In renewable microgrid systems, energy storage system (ESS) plays an important role, as an energy buffer, to stabilize the system by compensating the demand-generation mismatch. Battery energy storage system serves as a decisive and critical component. However, due to low power density and consequently slow dynamic response the lifetime of BESS is observably reduced due to high current stress, specifically experienced during abrupt/transient power variations. Hence, hybridization with supercapacitor storage system is conferred. Additionally, the controllers designed for energy storage systems should substantially respond for compensating the transient requirement of the system. In this article, we propose a decoupled control strategy for batteries and supercapacitors based on k - Type compensators and a nonlinear PI controller (NPIC) respectively.

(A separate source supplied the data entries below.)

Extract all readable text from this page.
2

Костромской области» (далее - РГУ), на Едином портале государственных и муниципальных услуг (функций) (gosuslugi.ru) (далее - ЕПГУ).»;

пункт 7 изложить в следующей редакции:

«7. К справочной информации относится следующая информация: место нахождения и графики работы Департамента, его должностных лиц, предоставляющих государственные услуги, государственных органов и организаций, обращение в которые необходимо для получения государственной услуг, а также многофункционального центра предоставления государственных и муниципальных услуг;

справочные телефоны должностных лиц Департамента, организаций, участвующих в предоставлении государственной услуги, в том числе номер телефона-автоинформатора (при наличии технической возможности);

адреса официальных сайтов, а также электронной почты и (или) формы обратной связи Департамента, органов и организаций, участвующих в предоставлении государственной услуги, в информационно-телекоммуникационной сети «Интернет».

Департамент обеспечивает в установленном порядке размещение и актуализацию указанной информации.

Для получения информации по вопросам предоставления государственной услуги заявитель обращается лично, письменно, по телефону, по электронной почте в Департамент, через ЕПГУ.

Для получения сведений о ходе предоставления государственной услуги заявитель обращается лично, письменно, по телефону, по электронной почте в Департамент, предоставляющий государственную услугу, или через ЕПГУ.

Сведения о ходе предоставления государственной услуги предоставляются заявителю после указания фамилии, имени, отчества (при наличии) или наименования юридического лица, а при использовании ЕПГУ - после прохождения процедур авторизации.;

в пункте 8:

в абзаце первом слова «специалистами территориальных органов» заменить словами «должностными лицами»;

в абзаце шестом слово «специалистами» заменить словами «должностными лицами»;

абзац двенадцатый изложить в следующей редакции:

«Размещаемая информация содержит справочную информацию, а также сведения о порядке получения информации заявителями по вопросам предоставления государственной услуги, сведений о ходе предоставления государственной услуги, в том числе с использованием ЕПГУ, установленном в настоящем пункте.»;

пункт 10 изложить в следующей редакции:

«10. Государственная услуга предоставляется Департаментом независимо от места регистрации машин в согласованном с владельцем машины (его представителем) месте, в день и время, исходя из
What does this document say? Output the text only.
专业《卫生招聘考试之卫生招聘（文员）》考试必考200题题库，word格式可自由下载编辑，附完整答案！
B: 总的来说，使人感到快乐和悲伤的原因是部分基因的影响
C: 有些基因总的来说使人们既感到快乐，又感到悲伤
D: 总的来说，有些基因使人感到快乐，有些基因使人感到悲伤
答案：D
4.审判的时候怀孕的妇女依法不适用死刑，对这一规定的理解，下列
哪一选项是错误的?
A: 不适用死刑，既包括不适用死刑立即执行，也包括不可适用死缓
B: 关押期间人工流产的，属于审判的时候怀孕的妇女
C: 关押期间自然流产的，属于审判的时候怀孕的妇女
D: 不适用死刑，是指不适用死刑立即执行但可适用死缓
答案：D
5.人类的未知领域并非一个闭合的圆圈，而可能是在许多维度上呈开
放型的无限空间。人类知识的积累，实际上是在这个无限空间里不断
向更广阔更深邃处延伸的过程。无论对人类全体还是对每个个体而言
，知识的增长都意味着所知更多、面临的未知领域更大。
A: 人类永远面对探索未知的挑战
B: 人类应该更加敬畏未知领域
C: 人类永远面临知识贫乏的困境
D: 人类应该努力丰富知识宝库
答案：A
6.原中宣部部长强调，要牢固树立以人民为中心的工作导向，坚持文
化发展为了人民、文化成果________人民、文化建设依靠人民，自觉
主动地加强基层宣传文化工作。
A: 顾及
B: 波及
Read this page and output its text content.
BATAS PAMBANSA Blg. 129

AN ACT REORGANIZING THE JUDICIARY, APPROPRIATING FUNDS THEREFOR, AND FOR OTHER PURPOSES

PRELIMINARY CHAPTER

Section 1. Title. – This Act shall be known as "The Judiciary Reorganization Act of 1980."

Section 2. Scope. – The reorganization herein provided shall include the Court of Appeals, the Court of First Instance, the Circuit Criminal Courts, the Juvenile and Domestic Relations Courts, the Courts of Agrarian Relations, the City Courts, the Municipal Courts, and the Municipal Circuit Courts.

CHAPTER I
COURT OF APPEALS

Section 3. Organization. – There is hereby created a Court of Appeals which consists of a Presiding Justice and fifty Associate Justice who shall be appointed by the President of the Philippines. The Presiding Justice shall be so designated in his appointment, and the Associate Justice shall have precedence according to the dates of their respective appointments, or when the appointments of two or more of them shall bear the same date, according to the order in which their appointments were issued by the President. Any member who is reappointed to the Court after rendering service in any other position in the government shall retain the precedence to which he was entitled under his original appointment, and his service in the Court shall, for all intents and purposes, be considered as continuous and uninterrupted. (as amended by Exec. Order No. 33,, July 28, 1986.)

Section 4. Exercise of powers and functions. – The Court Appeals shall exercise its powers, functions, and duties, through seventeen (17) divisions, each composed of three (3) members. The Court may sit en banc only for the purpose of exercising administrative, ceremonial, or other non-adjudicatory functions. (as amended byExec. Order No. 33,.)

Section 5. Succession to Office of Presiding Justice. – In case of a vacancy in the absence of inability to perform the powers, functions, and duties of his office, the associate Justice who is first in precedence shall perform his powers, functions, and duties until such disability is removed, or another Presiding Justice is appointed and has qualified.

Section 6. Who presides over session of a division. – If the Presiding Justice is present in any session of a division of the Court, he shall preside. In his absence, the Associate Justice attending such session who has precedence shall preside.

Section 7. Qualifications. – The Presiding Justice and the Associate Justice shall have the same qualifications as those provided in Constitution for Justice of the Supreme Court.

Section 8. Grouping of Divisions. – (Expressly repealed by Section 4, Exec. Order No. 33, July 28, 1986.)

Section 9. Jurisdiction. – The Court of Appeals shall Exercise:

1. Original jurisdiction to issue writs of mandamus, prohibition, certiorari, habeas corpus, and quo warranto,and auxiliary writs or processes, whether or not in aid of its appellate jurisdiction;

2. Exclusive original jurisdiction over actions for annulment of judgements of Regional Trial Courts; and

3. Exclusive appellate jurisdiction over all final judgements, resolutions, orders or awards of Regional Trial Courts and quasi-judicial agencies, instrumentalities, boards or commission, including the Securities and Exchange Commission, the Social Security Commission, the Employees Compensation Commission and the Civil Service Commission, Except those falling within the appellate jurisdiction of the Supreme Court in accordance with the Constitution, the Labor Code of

The formulated control design is tested for voltage regulation in a standalone microgrid. Furthermore, a comparative analysis is presented with benchmark low-pass-filter (LPF) based controller. The results obtained shows the proposed control technique possess a faster response with improved voltage regulation capabilities. For the test system regulated at 48 V for various abrupt load-generation various case studies presented, the proposed methodology maintains a significantly reduced voltage deviation between 47 V - 51 V in contrast to 45 V - 56 V observed in the LPF methodology. Furthermore, the complexity is simpler in comparison to LPF based control strategy and a comparative obviation of additional sensing devices is achieved, that inherently reduces the detrimental effect on ESS response during transient condition.